Je suis en train de lire un excellent numéro de la revue Géopolitique daté de janvier-mars 2005 sur "le politiquement correct". Au regard des débats actuels sur la liberté d'expression, les communautarismes et les "idéologies dominantes" (autre formulation de la "pensée unique"), ce numéro est fort intéressant pour se prémunir contre les discours convenus ou conformistes.
J'ai accordé beaucoup d'attention à l'entretien avec le philosophe Pierre Manent, intellectuel brillant et spécialiste libéral (au sens classique et honorable du terme) du libéralisme, qu'une de mes collègues, surveillante au Collège, m'a évoqué comme une personne à lire absolument. Je retiens quelques phrases fort éclairantes sur notre société et les dégâts du "politiquement correct" en son sein : "Dans le cas du "politiquement correct" qui nous occupe, (...) nous sommes tenus aujourd'hui de montrer notre adhésion à des principes, de la manifester dans toutes les circonstances, et surtout d'en mettre en oeuvre l'application sans repos et sans limite. (...) Cette discipline implique une rééducation continue des actions, des paroles, des comportements, dont chacun est à la fois l'instituteur et le vérificateur vis-à-vis des autres. Nous sommes chargés de nous enseigner les uns aux autres une interprétation extrême de la ressemblance humaine. Non seulement nous sommes très au delà de l'égalité des droits mais nous sommes prêts à violer l'égalité des droits pour imposer la ressemblance. Car tel est le fond de cette doctrine. Il s'agit de transformer la société en une machine qui proclame et vérifie un unique principe : chaque être humain est le même que tout être humain. Tout jugement qui distingue, tout jugement qui préfère, tout cela doit être abjuré, traqué et éventuellement réprimé. (...)

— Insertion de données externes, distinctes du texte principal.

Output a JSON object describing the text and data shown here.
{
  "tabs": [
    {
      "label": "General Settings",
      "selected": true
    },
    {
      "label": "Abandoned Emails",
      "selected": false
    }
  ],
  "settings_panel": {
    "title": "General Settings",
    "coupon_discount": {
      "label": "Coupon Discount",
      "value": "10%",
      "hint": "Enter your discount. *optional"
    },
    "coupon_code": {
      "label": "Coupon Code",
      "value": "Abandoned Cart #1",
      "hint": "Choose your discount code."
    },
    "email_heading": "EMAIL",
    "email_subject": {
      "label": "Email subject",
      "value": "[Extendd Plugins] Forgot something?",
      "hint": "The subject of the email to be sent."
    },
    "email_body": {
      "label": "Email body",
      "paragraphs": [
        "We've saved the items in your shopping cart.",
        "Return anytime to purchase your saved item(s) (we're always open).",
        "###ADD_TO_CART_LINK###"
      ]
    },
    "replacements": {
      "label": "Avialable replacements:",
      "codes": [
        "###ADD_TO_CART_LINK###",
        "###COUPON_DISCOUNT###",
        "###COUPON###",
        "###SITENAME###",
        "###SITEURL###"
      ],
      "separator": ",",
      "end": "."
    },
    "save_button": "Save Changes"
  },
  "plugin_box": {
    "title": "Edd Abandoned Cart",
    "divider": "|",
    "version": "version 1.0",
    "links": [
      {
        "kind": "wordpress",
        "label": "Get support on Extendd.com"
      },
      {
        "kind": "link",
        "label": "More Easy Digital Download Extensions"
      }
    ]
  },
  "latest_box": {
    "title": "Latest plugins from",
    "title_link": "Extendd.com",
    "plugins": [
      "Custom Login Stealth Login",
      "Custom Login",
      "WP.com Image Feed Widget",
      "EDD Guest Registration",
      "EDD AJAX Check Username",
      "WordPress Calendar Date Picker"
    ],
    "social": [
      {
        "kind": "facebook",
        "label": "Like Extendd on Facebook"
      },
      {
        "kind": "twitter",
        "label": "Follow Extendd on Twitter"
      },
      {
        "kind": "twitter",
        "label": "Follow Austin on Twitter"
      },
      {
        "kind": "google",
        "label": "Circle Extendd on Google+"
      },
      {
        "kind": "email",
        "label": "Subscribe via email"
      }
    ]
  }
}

L'idée que l'on puisse reconnaître une égale humanité dans des versions différentes de cette humanité est rejetée en dépit de tous les discours sur le "droit à la différence".
(...) Non seulement l'idée de la ressemblance humaine pèse sur le présent et l'avenir pour paralyser ou déterminer la décision, mais elle reflue vers le passé et conduit à réécrire l'Histoire."
Ainsi, par le "politiquement correct", on arrive justement à cette réécriture de l'Histoire qui s'impose, parfois violemment et contre toutes les règles même de la science historique, aux historiens, sous peine d'être traînés devant les tribunaux... L'affaire récente de Pétré-Grenouilleau, spécialiste des traites négrières, est là pour le prouver.
En tout cas, pour mon compte, faire de la politique, c'est dépasser et, même, refuser cette idéologie du "politiquement correct", au risque de ne pas toujours être compris et, donc, parfois de choquer. Mais il me semble que le combat politique c'est d'assumer ses choix et vouloir les réaliser, avec à la fois audace et humilité.
Je peux juste donner l'adresse courriel de Géopolitique mais je ne sais pas si la revue peut mettre à disposition ses articles. [email protected] . Les phrases évoquées dans cette note sont extraites du Géopolitique nUméro 89; janv.mars 2005; pp. 12 à 18. Numéro disponible au prêt dans de nombreuses bibliothèques et au CDI du lycée Hoche, où je l'ai emprunté.